Bringing in traveling nurses is expensive for a hospital, especially when there are so many unknowns about the length of stay. The standard contract for a traveling nurse is 13 weeks. But sometimes the nurses are not needed to stay that long, and hospital administrators are left making the difficult choice between filling shifts with the nurse they already paid for or giving employees their shifts back. This means added expenses and underutilized staff, or alienated employees who have shifts taken from them by travel nurses.

Robertson was a hospital CEO for ten years before joining Sadiant and constantly faced staffing issues at his hospital in Longview, Texas. “There’s always been a shortage of nurses and a push in the healthcare industry to  figure out how to get more nurses in the system,” he says. “While there is a nursing shortage, there also is an abundance nurses available in the region who can rotate in and out. But there’s not a way to connect those nurses to the hospitals.”

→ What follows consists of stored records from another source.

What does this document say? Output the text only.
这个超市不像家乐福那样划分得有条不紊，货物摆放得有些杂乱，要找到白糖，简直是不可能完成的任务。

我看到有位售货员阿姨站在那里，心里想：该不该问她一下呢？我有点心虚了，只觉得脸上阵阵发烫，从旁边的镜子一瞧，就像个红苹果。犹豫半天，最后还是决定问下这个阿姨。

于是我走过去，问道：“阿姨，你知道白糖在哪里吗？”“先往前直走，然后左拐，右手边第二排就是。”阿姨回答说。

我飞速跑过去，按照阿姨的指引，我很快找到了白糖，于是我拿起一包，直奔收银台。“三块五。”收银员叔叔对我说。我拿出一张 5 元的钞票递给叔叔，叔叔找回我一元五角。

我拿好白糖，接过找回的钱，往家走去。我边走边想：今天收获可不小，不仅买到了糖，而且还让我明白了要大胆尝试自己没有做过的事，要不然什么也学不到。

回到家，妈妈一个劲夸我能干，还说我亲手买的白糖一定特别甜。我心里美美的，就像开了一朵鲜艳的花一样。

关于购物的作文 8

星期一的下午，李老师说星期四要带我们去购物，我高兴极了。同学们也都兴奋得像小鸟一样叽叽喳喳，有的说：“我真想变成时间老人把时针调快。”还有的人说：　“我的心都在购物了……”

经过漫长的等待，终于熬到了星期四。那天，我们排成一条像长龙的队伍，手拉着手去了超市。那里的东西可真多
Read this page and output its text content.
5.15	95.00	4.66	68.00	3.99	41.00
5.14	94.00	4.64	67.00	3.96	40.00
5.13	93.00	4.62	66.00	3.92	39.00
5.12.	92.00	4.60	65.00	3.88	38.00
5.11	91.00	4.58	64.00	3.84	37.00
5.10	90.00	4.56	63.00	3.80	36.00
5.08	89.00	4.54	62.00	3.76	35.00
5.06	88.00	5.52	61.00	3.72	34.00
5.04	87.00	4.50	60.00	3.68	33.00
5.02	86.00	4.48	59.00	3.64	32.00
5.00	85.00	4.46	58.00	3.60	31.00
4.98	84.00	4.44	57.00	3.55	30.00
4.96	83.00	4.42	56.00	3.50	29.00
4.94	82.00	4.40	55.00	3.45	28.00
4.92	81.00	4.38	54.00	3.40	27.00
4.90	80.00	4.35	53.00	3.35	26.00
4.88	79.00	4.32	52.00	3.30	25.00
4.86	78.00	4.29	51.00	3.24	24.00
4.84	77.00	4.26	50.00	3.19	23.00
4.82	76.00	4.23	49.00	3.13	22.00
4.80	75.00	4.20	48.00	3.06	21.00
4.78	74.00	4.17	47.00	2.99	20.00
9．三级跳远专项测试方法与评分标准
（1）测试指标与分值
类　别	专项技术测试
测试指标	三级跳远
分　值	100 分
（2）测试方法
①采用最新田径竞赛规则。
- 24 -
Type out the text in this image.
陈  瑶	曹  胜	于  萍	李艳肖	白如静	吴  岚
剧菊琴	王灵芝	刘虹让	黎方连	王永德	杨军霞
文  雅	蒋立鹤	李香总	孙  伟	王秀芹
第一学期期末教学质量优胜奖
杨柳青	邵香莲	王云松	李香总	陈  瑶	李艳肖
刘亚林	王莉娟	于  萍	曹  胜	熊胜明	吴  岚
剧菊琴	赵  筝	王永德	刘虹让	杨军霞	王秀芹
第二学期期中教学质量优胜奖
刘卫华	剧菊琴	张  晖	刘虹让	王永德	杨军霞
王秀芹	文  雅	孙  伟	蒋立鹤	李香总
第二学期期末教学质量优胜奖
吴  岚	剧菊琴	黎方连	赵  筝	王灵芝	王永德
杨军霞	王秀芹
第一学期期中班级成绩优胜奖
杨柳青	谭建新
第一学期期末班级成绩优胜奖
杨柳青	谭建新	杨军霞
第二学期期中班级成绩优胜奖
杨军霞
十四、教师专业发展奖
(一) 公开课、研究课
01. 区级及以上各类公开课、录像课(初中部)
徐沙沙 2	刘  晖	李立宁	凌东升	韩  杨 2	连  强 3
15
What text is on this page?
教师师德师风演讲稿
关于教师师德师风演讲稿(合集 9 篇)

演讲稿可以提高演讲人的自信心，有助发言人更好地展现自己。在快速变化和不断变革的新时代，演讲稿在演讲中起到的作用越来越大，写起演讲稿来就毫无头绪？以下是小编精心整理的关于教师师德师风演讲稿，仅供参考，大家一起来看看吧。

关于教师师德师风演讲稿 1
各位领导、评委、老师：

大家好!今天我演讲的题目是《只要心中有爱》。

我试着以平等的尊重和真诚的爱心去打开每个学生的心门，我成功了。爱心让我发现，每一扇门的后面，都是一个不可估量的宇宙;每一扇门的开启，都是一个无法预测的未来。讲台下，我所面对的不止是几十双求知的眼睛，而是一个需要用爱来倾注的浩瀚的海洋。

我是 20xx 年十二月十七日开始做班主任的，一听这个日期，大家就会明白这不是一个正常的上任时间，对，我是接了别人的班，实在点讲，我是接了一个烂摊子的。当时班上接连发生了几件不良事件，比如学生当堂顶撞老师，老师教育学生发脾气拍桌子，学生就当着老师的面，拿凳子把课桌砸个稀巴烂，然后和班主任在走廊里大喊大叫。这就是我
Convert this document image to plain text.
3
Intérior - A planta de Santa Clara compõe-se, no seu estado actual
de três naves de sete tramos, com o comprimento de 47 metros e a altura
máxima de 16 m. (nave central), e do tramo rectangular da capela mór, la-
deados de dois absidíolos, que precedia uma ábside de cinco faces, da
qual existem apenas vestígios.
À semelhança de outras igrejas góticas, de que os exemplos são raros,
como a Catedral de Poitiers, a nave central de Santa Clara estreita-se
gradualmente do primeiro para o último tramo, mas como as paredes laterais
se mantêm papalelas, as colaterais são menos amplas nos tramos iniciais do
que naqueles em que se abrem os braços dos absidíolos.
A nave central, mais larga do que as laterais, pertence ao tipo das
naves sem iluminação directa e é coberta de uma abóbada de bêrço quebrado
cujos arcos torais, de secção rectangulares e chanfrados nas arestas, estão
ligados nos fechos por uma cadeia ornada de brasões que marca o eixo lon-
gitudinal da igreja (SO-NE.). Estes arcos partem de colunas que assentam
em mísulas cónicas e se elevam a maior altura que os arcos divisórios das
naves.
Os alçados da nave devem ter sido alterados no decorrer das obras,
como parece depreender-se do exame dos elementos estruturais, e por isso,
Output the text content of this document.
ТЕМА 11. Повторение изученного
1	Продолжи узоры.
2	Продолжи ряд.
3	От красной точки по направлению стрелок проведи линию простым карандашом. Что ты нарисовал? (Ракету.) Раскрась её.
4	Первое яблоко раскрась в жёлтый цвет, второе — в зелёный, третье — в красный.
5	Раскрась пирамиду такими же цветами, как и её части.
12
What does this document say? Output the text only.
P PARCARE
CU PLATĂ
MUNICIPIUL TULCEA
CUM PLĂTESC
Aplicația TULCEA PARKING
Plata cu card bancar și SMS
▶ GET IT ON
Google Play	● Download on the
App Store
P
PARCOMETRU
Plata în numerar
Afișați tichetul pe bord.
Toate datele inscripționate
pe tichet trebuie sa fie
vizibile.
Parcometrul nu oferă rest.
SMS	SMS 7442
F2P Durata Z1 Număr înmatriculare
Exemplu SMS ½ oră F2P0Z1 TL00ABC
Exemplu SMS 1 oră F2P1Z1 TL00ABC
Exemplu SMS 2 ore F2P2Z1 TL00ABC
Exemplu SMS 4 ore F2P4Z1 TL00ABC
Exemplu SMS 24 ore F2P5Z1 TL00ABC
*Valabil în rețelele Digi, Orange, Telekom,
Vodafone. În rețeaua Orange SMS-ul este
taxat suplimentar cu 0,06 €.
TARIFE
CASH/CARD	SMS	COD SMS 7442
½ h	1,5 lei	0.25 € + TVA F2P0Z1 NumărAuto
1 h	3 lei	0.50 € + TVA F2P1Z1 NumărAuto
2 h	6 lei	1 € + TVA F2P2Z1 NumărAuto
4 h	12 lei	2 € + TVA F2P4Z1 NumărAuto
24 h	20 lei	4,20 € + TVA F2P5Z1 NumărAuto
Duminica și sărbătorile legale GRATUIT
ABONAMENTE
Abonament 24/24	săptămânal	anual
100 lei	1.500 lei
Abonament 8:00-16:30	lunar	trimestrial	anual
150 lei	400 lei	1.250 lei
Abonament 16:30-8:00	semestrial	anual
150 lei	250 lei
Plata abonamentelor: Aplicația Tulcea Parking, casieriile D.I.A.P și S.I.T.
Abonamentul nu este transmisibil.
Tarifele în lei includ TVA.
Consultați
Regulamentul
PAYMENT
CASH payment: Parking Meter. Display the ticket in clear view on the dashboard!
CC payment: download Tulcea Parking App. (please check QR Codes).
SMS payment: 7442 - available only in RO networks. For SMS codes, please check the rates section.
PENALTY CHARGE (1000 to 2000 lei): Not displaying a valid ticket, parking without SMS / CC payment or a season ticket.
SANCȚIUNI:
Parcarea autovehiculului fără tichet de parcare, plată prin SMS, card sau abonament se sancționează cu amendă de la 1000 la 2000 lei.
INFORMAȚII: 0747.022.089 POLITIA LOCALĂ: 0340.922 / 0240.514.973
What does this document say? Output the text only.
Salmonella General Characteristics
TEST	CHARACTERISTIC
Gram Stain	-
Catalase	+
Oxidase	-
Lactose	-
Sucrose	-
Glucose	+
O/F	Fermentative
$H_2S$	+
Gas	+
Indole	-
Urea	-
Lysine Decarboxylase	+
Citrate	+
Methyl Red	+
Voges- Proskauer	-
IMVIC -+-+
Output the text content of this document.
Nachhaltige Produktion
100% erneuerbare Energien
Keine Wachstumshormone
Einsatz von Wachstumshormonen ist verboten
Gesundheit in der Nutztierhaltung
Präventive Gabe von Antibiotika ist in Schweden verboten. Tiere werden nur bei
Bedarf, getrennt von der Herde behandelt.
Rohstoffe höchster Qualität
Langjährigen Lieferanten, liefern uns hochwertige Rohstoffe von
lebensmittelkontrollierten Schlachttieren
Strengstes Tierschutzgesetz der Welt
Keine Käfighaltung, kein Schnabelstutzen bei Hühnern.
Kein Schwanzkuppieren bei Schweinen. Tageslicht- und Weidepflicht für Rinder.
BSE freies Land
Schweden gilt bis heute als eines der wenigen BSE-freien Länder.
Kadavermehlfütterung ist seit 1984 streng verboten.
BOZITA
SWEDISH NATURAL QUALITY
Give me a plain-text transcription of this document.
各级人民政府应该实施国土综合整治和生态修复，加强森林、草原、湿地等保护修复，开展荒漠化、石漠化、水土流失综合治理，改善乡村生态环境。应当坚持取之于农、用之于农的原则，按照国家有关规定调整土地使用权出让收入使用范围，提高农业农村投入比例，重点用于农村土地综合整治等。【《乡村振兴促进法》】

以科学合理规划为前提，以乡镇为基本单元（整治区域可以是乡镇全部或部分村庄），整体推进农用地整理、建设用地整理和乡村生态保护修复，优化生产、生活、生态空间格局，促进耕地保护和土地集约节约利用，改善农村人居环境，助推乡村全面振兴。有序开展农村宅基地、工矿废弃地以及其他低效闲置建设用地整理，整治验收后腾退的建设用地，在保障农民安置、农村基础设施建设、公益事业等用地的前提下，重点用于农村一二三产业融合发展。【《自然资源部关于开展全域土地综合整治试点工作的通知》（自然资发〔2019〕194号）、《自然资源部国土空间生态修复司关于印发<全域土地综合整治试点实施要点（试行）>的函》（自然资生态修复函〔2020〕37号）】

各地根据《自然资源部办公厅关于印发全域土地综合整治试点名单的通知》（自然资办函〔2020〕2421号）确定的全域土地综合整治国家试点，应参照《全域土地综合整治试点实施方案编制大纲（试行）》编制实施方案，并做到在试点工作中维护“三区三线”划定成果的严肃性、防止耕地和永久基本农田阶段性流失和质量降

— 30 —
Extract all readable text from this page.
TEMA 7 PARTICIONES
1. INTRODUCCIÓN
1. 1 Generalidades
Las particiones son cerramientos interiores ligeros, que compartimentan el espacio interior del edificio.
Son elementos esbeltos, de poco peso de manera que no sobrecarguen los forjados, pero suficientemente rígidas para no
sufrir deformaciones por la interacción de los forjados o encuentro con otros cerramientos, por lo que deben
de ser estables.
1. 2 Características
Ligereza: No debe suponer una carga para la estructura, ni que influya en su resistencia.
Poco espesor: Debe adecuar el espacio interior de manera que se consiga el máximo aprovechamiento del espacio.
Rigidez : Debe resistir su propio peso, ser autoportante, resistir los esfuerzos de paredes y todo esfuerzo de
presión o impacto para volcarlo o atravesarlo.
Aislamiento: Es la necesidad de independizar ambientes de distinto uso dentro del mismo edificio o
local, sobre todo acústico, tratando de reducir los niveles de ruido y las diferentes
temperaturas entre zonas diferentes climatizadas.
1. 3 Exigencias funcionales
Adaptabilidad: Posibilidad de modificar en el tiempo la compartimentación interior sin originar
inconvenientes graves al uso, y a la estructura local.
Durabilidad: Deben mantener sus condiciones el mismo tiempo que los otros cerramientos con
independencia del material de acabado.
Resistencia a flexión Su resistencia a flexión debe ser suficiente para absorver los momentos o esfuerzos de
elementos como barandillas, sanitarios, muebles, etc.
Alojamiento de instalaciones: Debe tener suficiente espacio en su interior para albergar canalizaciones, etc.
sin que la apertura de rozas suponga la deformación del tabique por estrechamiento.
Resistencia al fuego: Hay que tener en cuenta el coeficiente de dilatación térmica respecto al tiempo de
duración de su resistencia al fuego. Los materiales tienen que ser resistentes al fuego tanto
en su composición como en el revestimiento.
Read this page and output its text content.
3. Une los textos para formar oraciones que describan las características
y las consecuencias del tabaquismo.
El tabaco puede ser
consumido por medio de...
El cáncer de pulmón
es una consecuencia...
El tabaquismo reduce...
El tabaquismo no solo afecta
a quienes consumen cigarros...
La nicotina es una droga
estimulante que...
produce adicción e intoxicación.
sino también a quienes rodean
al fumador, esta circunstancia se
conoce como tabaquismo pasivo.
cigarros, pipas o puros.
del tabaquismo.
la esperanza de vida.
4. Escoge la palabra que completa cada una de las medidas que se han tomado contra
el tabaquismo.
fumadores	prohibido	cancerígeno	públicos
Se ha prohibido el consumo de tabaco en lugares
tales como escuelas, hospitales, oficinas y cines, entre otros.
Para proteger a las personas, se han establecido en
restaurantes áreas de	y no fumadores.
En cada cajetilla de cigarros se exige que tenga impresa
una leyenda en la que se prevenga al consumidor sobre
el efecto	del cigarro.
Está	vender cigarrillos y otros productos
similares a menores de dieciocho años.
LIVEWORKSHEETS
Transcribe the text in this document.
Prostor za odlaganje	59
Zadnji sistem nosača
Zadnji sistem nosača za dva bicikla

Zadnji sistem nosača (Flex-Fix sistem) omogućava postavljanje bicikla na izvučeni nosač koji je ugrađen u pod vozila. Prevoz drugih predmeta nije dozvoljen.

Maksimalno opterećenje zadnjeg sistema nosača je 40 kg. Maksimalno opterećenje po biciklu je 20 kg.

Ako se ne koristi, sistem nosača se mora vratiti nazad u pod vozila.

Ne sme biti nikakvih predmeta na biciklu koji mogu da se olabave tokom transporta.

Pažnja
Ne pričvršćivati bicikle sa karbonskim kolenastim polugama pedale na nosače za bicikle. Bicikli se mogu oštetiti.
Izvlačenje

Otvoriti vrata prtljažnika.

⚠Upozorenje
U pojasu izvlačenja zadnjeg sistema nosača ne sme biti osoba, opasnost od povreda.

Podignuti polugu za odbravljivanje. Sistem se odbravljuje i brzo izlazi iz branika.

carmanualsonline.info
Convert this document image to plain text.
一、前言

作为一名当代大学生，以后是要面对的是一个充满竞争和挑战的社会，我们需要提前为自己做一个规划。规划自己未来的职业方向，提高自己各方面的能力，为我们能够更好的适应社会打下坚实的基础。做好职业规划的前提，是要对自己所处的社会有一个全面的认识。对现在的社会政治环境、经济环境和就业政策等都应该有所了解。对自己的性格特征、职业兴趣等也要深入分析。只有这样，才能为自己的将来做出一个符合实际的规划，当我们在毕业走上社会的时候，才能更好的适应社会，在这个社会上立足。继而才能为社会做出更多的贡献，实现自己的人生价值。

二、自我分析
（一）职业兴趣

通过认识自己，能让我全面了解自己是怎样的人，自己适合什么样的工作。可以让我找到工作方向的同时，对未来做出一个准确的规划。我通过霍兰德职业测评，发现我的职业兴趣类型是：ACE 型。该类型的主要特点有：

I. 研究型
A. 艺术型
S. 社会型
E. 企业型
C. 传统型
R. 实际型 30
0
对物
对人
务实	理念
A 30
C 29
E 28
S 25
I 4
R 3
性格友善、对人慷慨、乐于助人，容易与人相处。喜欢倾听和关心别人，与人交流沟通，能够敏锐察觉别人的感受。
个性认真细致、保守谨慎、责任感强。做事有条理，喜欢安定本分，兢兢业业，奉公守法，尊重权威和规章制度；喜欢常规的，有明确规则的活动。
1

Sadiant allows hospitals to contract nurses the day they find out about an opening. Normally Robertson says it would take three or so weeks to find a travel nurse who would then be booked for a multi-month contract. During the pandemic, that type of flexibility was essential for keeping hospitals in the black during a tough year, all while allowing nurses the flexibility to add shifts as they want. Hospitals won’t end up with a nurse they no longer need; they also won’t have to pay for travel if they tap into local nurses who can fill spots. 

Another hurdle to putting more nurses to work is the lack of standardization across facilities regarding what a nurse needs to work there. Some hospitals require two TB shots in the past 12 months, while others need a chest X-ray within the past four months. For a nurse looking to pick up a new hospital shift, it can be challenging to gather all the needed materials and submit them in time to pick up work. All the varied requirements can cause burnout as well. “Part of the burnout problem is that they want to work, but it’s so hard to become credentialed and properly qualified to work because every facility has a different set of rules or regulations,” says Sarah Snetzer, Sadiant’s president. “It would be exciting for the industry to decide to standardize that process.”

Sadiant launched in East Texas and DFW but expanded to San Antonio and will be launching soon in the Atlanta area. With pent up demand during the pandemic, he knows the need for nurses will only grow as the population becomes vaccinated and more comfortable revisiting healthcare facilities. “In every market that we go to, there is organic growth based on someone hearing about what we’re offering and wanting to be part of it,” Robertson says. “They understand that we have nurses who are that are ready to work.”